I was discouraged that the prop seal and the bearing carrier o-ring look pretty good. I have new ones coming in two days so I am just going to wait and put the new ones in, but I have less faith is this being the solution at this point. I am hoping that it was possibly one of o-rings on the oil drain/fill bolts, they looked extremely fatigued, so it is possible they are the cause.
 

Antoniorocko

Cadet
Joined
Jul 21, 2019
Messages
7
i replaced the prop shaft seal, it was actually in poor shape. along with the bearing carrier o-ring, the oil plug o-rings, the dip stick o-ring and the shift mechanism o-ring. i filled it back up with 75w-90 volvo gear oil and took it out this past weekend. It technically could shift but it took a little pumping on the shifter so it looks like the clutch is glazed over and needs to be replaced.
 

Antoniorocko

Cadet
Joined
Jul 21, 2019
Messages
7
So i followed the process outlined in the following awesome video series: https://www.youtube.com/watch?v=ev60BYaX5C0 and I was able to successfully replace the clutch and lap the gears. I took it out on the water the next day and all was well.

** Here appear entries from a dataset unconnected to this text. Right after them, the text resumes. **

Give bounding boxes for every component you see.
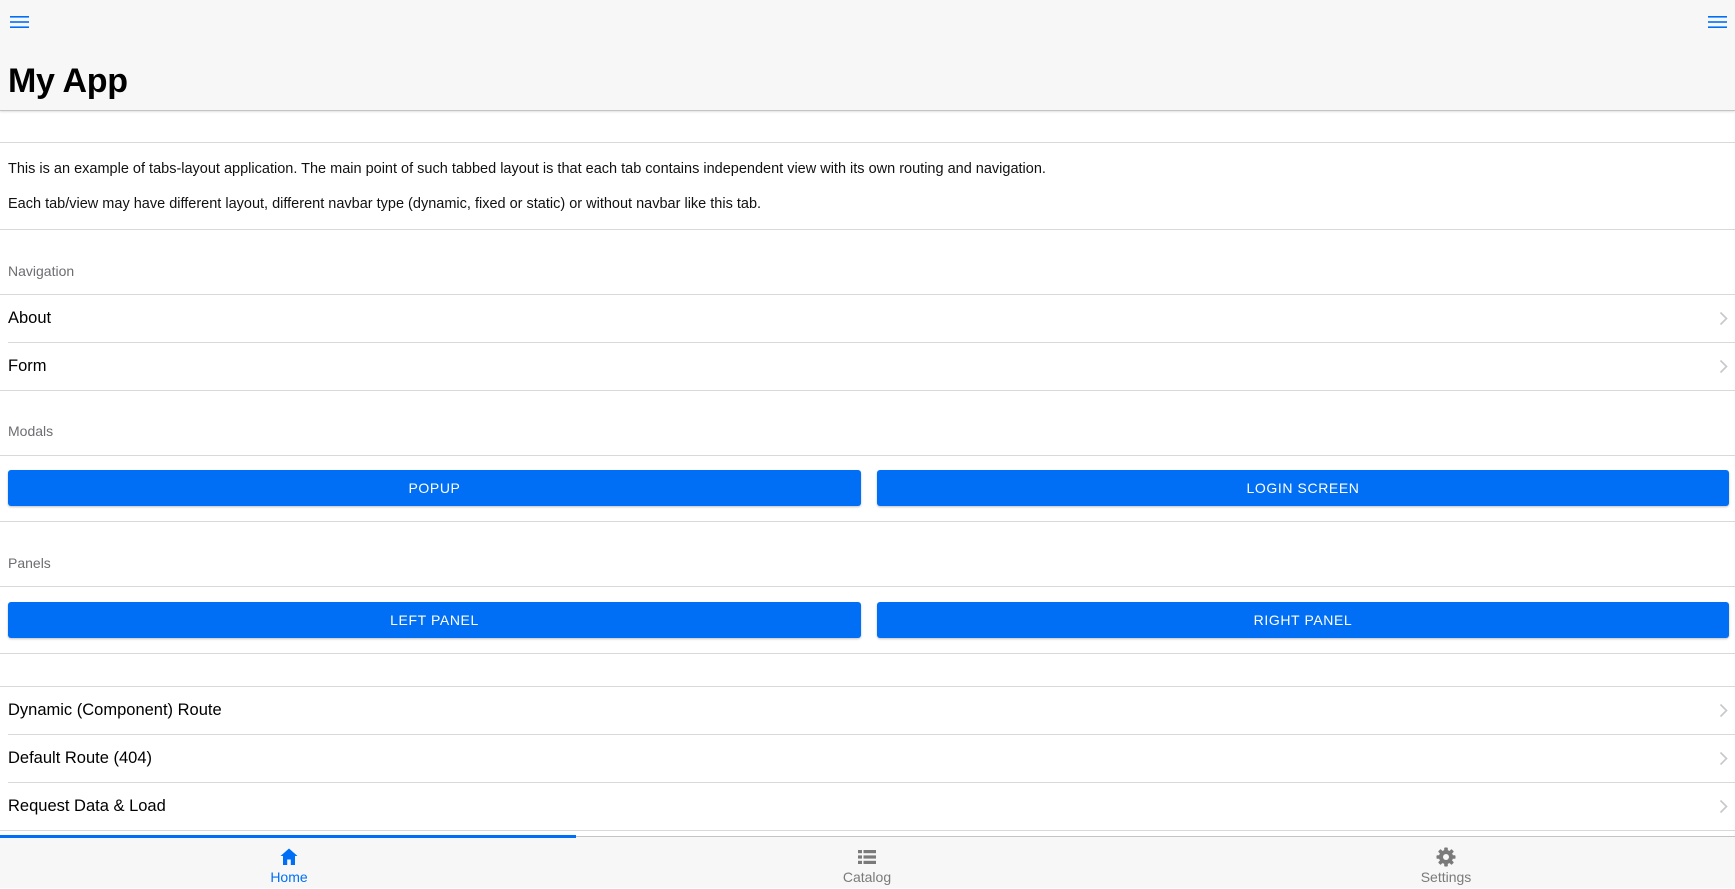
right-panel-button[interactable]: RIGHT PANEL	[877, 602, 1729, 638]
page-title: My App	[8, 62, 128, 100]
house-icon	[278, 846, 300, 868]
intro-paragraph: Each tab/view may have different layout,…	[8, 196, 762, 212]
divider	[0, 390, 1735, 391]
gear-icon	[1435, 846, 1457, 868]
block-title-modals: Modals	[8, 423, 54, 439]
divider	[0, 455, 1735, 456]
tab-settings[interactable]: Settings	[1157, 837, 1735, 889]
list-item-form[interactable]: Form	[0, 343, 1735, 390]
list-item-default-route[interactable]: Default Route (404)	[0, 735, 1735, 782]
list-item-label: Dynamic (Component) Route	[8, 701, 222, 719]
divider	[0, 586, 1735, 587]
login-screen-button[interactable]: LOGIN SCREEN	[877, 470, 1729, 506]
tab-label: Catalog	[842, 869, 892, 885]
list-item-label: Request Data & Load	[8, 797, 166, 815]
list-item-label: About	[8, 309, 52, 327]
tab-label: Home	[270, 869, 308, 885]
chevron-right-icon	[1719, 751, 1728, 766]
list-item-label: Default Route (404)	[8, 749, 152, 767]
tabbar: Home Catalog Settings	[0, 835, 1735, 889]
tab-label: Settings	[1420, 869, 1472, 885]
intro-paragraph: This is an example of tabs-layout applic…	[8, 161, 1046, 177]
menu-icon[interactable]	[9, 14, 31, 30]
left-panel-button[interactable]: LEFT PANEL	[8, 602, 861, 638]
menu-icon[interactable]	[1706, 14, 1728, 30]
chevron-right-icon	[1719, 359, 1728, 374]
chevron-right-icon	[1719, 703, 1728, 718]
tab-home[interactable]: Home	[0, 837, 578, 889]
divider	[0, 521, 1735, 522]
page-content: This is an example of tabs-layout applic…	[0, 111, 1735, 836]
divider	[0, 229, 1735, 230]
list-icon	[856, 846, 878, 868]
list-item-dynamic-route[interactable]: Dynamic (Component) Route	[0, 687, 1735, 734]
list-item-label: Form	[8, 357, 47, 375]
chevron-right-icon	[1719, 311, 1728, 326]
block-title-panels: Panels	[8, 555, 51, 571]
tab-catalog[interactable]: Catalog	[578, 837, 1156, 889]
navbar: My App	[0, 0, 1735, 111]
popup-button[interactable]: POPUP	[8, 470, 861, 506]
list-item-request-data[interactable]: Request Data & Load	[0, 783, 1735, 830]
divider	[0, 830, 1735, 831]
block-title-navigation: Navigation	[8, 263, 75, 279]
divider	[0, 142, 1735, 143]
chevron-right-icon	[1719, 799, 1728, 814]
divider	[0, 653, 1735, 654]
list-item-about[interactable]: About	[0, 295, 1735, 342]
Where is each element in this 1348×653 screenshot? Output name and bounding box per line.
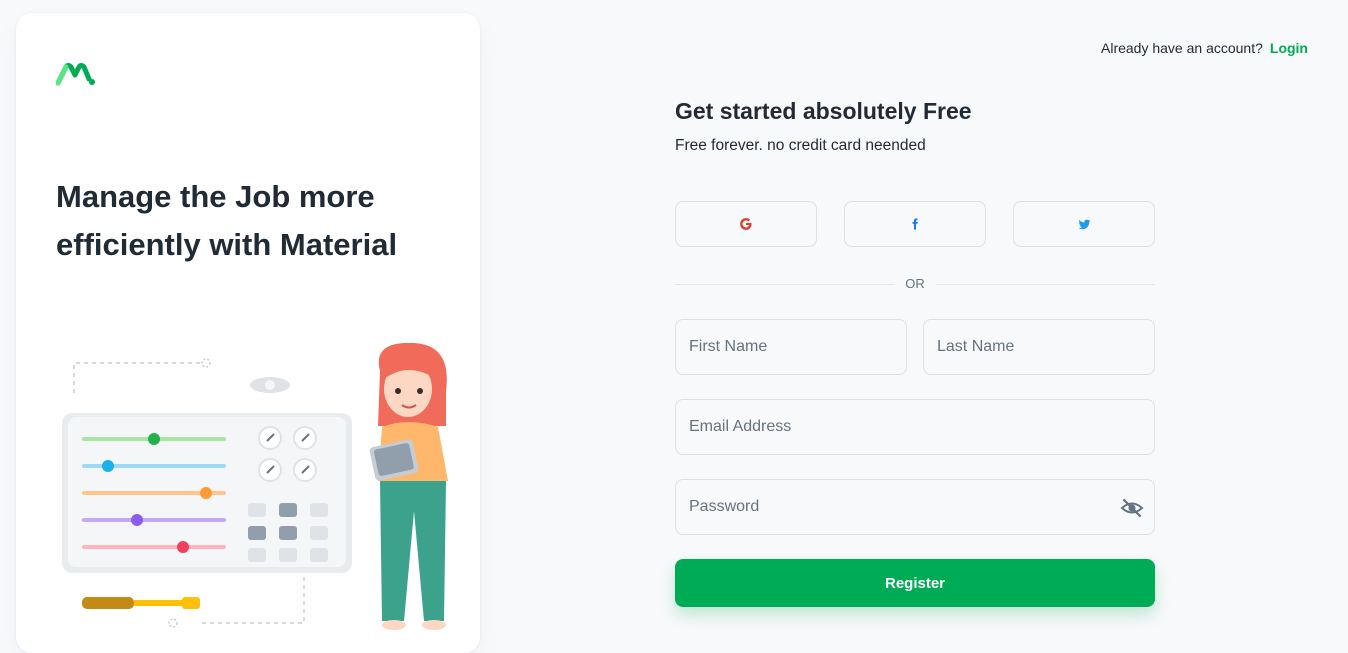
illustration-image <box>62 342 448 630</box>
logo-icon[interactable] <box>56 61 96 87</box>
social-login-row <box>675 201 1155 247</box>
password-field <box>675 479 1155 535</box>
email-field <box>675 399 1155 455</box>
twitter-login-button[interactable] <box>1013 201 1155 247</box>
register-form: Get started absolutely Free Free forever… <box>675 92 1155 607</box>
form-title: Get started absolutely Free <box>675 98 972 124</box>
or-divider: OR <box>675 276 1155 292</box>
character-figure <box>369 342 448 630</box>
register-button[interactable]: Register <box>675 559 1155 607</box>
twitter-icon <box>1078 219 1090 229</box>
email-input[interactable] <box>676 418 1154 436</box>
form-subtitle: Free forever. no credit card neended <box>675 137 926 154</box>
login-prompt-text: Already have an account? <box>1101 40 1263 56</box>
first-name-field <box>675 319 907 375</box>
eye-off-icon[interactable] <box>1120 496 1144 520</box>
left-panel: Manage the Job more efficiently with Mat… <box>16 13 480 653</box>
login-prompt: Already have an account? Login <box>1101 40 1308 56</box>
gear-icon <box>250 377 290 393</box>
last-name-input[interactable] <box>924 338 1154 356</box>
hero-heading: Manage the Job more efficiently with Mat… <box>56 179 398 262</box>
google-login-button[interactable] <box>675 201 817 247</box>
facebook-login-button[interactable] <box>844 201 986 247</box>
login-link[interactable]: Login <box>1270 40 1308 56</box>
password-input[interactable] <box>676 498 1154 516</box>
google-icon <box>740 218 752 230</box>
first-name-input[interactable] <box>676 338 906 356</box>
last-name-field <box>923 319 1155 375</box>
facebook-icon <box>912 218 918 230</box>
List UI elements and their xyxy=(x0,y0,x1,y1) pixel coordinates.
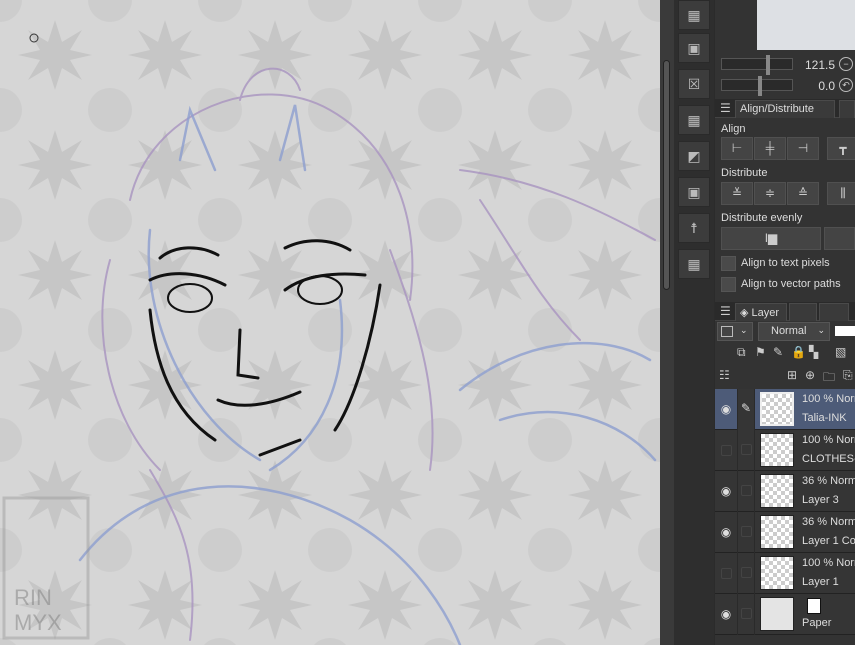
tab-layer[interactable]: ◈ Layer xyxy=(735,303,787,321)
align-right-button[interactable]: ⊣ xyxy=(787,137,819,160)
layer-mode: 100 % Normal xyxy=(802,393,855,405)
canvas-vertical-scrollbar[interactable] xyxy=(660,0,674,645)
layer-name: Talia-INK xyxy=(802,412,847,424)
blend-mode-dropdown[interactable]: Normal ⌄ xyxy=(758,322,830,341)
align-text-pixels-checkbox[interactable] xyxy=(721,256,736,271)
layer-thumbnail xyxy=(760,515,794,549)
svg-text:RIN: RIN xyxy=(14,585,52,610)
mask-icon[interactable]: ▧ xyxy=(835,345,846,359)
align-label: Align xyxy=(721,123,746,135)
eye-icon[interactable]: ◉ xyxy=(719,402,733,416)
panel-menu-icon[interactable]: ☰ xyxy=(720,101,731,115)
hidden-visibility-box[interactable] xyxy=(721,568,732,579)
new-folder-icon[interactable]: 🗀 xyxy=(823,368,835,389)
material-grid-folder-icon[interactable]: ▦ xyxy=(678,105,710,135)
layer-thumbnail xyxy=(760,433,794,467)
align-left-button[interactable]: ⊢ xyxy=(721,137,753,160)
layer-row[interactable]: ◉ 36 % Normal Layer 3 xyxy=(715,471,855,512)
layer-mode: 100 % Normal xyxy=(802,434,855,446)
distribute-bottom-button[interactable]: ≙ xyxy=(787,182,819,205)
material-folder-icon[interactable]: ▦ xyxy=(678,0,710,30)
opacity-slider[interactable] xyxy=(835,326,855,336)
rotate-value: 0.0 xyxy=(818,79,835,93)
material-folder-icon[interactable]: ▣ xyxy=(678,33,710,63)
material-folder-icon[interactable]: ▣ xyxy=(678,177,710,207)
layer-row[interactable]: 100 % Normal CLOTHES- xyxy=(715,430,855,471)
layer-mode: 100 % Normal xyxy=(802,557,855,569)
draft-layer-icon[interactable]: ✎ xyxy=(773,345,783,359)
distribute-top-button[interactable]: ≚ xyxy=(721,182,753,205)
hidden-visibility-box[interactable] xyxy=(721,445,732,456)
distribute-evenly-vertical-button[interactable]: I▆ xyxy=(721,227,821,250)
tab-other[interactable] xyxy=(839,100,855,118)
layer-thumbnail xyxy=(760,556,794,590)
distribute-horizontal-button[interactable]: ⫼ xyxy=(827,182,855,205)
eye-icon[interactable]: ◉ xyxy=(719,607,733,621)
tab-animation[interactable] xyxy=(819,303,849,321)
rotate-slider[interactable] xyxy=(721,76,793,96)
align-center-button[interactable]: ╪ xyxy=(754,137,786,160)
layer-mode: 36 % Normal xyxy=(802,516,855,528)
new-vector-layer-icon[interactable]: ⊕ xyxy=(805,368,815,382)
lock-transparency-icon[interactable]: ▚ xyxy=(809,345,818,359)
layer-name: CLOTHES- xyxy=(802,453,855,465)
paper-icon xyxy=(807,598,821,614)
layer-row[interactable]: ◉ Paper xyxy=(715,594,855,635)
distribute-evenly-label: Distribute evenly xyxy=(721,212,803,224)
layer-row[interactable]: 100 % Normal Layer 1 xyxy=(715,553,855,594)
layers-icon: ◈ xyxy=(740,307,749,319)
zoom-slider[interactable] xyxy=(721,55,793,75)
tab-align-distribute[interactable]: Align/Distribute xyxy=(735,100,835,118)
blending-color-dropdown[interactable]: ⌄ xyxy=(717,322,753,341)
align-vector-paths-checkbox[interactable] xyxy=(721,277,736,292)
layer-thumbnail xyxy=(760,474,794,508)
material-pose-folder-icon[interactable]: ☨ xyxy=(678,213,710,243)
panel-menu-icon[interactable]: ☰ xyxy=(720,304,731,318)
eye-icon[interactable]: ◉ xyxy=(719,525,733,539)
material-folder-x-icon[interactable]: ☒ xyxy=(678,69,710,99)
layer-thumbnail xyxy=(760,392,794,426)
distribute-evenly-horizontal-button[interactable] xyxy=(824,227,855,250)
svg-text:MYX: MYX xyxy=(14,610,62,635)
material-grid-folder-icon[interactable]: ▦ xyxy=(678,249,710,279)
layer-row[interactable]: ◉ ✎ 100 % Normal Talia-INK xyxy=(715,389,855,430)
align-top-button[interactable]: ┳ xyxy=(827,137,855,160)
align-vector-paths-label: Align to vector paths xyxy=(741,278,841,290)
layer-name: Layer 1 xyxy=(802,576,839,588)
layer-list-icon[interactable]: ☷ xyxy=(719,368,730,382)
layer-name: Layer 1 Copy xyxy=(802,535,855,547)
distribute-middle-button[interactable]: ≑ xyxy=(754,182,786,205)
layer-name: Paper xyxy=(802,617,832,629)
layer-row[interactable]: ◉ 36 % Normal Layer 1 Copy xyxy=(715,512,855,553)
lock-icon[interactable]: 🔒 xyxy=(791,345,806,359)
clip-layer-icon[interactable]: ⧉ xyxy=(737,345,746,360)
navigator-preview[interactable] xyxy=(757,0,855,50)
layer-mode: 36 % Normal xyxy=(802,475,855,487)
copy-layer-icon[interactable]: ⎘ xyxy=(843,368,853,383)
zoom-value: 121.5 xyxy=(804,58,835,72)
drawing-canvas[interactable]: RIN MYX xyxy=(0,0,660,645)
zoom-out-icon[interactable]: − xyxy=(839,57,853,71)
sketch-artwork: RIN MYX xyxy=(0,0,660,645)
new-raster-layer-icon[interactable]: ⊞ xyxy=(787,368,797,382)
layer-thumbnail xyxy=(760,597,794,631)
reset-rotation-icon[interactable]: ↶ xyxy=(839,78,853,92)
tab-layer-property[interactable] xyxy=(789,303,817,321)
align-text-pixels-label: Align to text pixels xyxy=(741,257,830,269)
distribute-label: Distribute xyxy=(721,167,768,179)
eye-icon[interactable]: ◉ xyxy=(719,484,733,498)
reference-layer-icon[interactable]: ⚑ xyxy=(755,345,766,359)
material-toolbar: ▦ ▣ ☒ ▦ ◩ ▣ ☨ ▦ xyxy=(674,0,714,645)
pencil-icon: ✎ xyxy=(741,401,752,415)
material-image-folder-icon[interactable]: ◩ xyxy=(678,141,710,171)
layer-name: Layer 3 xyxy=(802,494,839,506)
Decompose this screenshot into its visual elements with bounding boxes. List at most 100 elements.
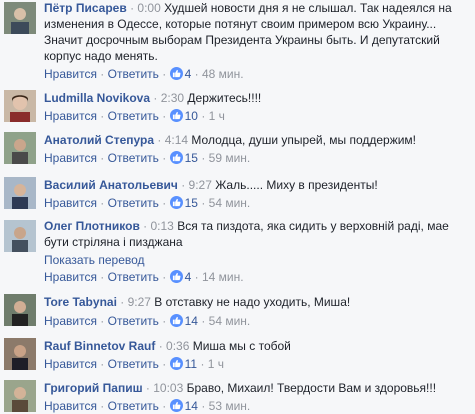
- comment-author[interactable]: Tore Tabynai: [44, 295, 117, 309]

When I got home I checked the oil just to confirm i didn't have any leaks, well I do, the oil is milky again. what I found is the prop shaft has a good bit of play in it, I can move it in and out as well as side to side. hard to say how much but probably 1/8"+ in any direction. I loosened the set screw and the retainer in the lower unit and tried tightening the bearing carrier further, I was able to get it maybe 1/8th-1/4th of a turn tighter, but functionally it did nothing for the tightening up the prop shaft. I don't know the specified torque (if anyone does please share) but I was starting to put a lot of force down and became concerned about using any more. It is definitely seated past where it was when I initially disassembled it, but I of course have no idea if the previous guy tightened it up correctly.

I am wondering if removing the shim ring that the bearing carrier rests against would let the bearing carrier sit deeper into the lower unit holding the prop shaft sufficiently tight, but i don't know what other impact that could have. At this point I am getting no force on the taper bearing, so i know something isn't seating right. I am fairly certain I didn't cross thread the bearing carrier, it threaded in smoothly and I lubed the threads with gear oil before hand.

I think it is a long shot but does anyone think that the taper bearing could have moved backwards on the prop shaft? I imagine it rests against a shoulder on the shaft rendering that impossible, but I am really at a loss at the moment.

As always, any help is greatly appreciated.